Methods

We used an iterative process to develop the alternate futures for our Grand Challenge. For full details of the methods please see Nash et al. (in review). Here, we provide methods specific to our challenge. We identified 70 drivers, which were initially grouped into 12 umbrella drivers (Extended Data 1). To select drivers for incorporation into the alternate futures narratives, all authors were asked to evaluate each umbrella driver with respect to importance to the challenge and potential for society to influence the behaviour of the umbrella driver. A discussion of the results of this exercise highlighted that only those umbrella drivers that were directly linked to both human and ocean health had been selected as important with respect to the impact of the umbrella driver on the challenge. For example, ‘innovations in human health’ was considered to have a moderate to important impact on human health but was not perceived to have an important impact on ocean health.

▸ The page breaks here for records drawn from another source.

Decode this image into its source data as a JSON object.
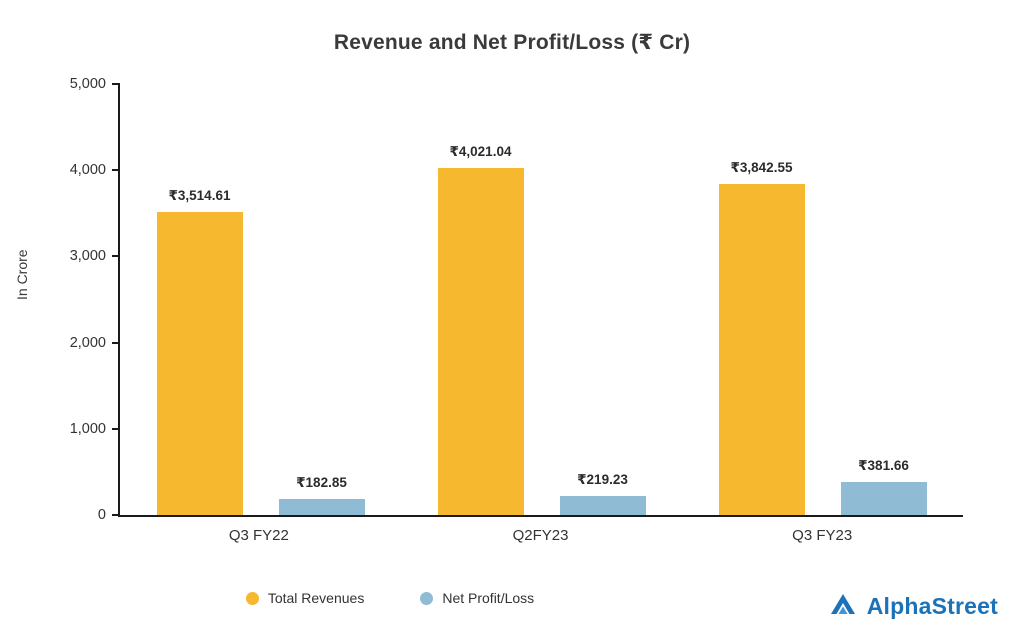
{
  "title": "Revenue and Net Profit/Loss (₹ Cr)",
  "chart_data": {
    "type": "bar",
    "categories": [
      "Q3 FY22",
      "Q2FY23",
      "Q3 FY23"
    ],
    "series": [
      {
        "name": "Total Revenues",
        "color": "#F5B82E",
        "values": [
          3514.61,
          4021.04,
          3842.55
        ],
        "labels": [
          "₹3,514.61",
          "₹4,021.04",
          "₹3,842.55"
        ]
      },
      {
        "name": "Net Profit/Loss",
        "color": "#8FBCD4",
        "values": [
          182.85,
          219.23,
          381.66
        ],
        "labels": [
          "₹182.85",
          "₹219.23",
          "₹381.66"
        ]
      }
    ],
    "ylabel": "In Crore",
    "ylim": [
      0,
      5000
    ],
    "yticks": [
      0,
      1000,
      2000,
      3000,
      4000,
      5000
    ],
    "ytick_labels": [
      "0",
      "1,000",
      "2,000",
      "3,000",
      "4,000",
      "5,000"
    ],
    "grid": false,
    "legend_position": "bottom"
  },
  "legend": {
    "items": [
      {
        "label": "Total Revenues",
        "color": "#F5B82E"
      },
      {
        "label": "Net Profit/Loss",
        "color": "#8FBCD4"
      }
    ]
  },
  "branding": {
    "logo_text": "AlphaStreet",
    "logo_color": "#1b72b8"
  }
}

As a result, this umbrella driver only had a low to moderately important impact on the challenge overall. This result revealed a potential weakness of this step in the process, as it didn’t explicitly account for the indirect interactions arising from feedbacks between human and ocean health. As a consequence, we refined the umbrella drivers to an updated list of 5 umbrella drivers (in the main text, just termed ‘drivers’) for use in developing the alternate futures: (1) Worldview, decision-making context and approach to behaviour change; (2) Power and agency; (3) Human development and industry; (4) Food system; and (5) Lifestyle and connectedness to the oceans. We explored the potential trajectories of these drivers from Business-as-Usual to pathways that were more in line with the SDGs. Using published research relevant to each driver, we identified a series of descriptors of the drivers under the two 2030 scenarios (Table S1), based on likely and possible trajectories for the drivers. It should be noted that these drivers are not mutually exclusive, and overlap in many ways, as shown in the section on ‘Exploring the drivers that influence these alternate futures’.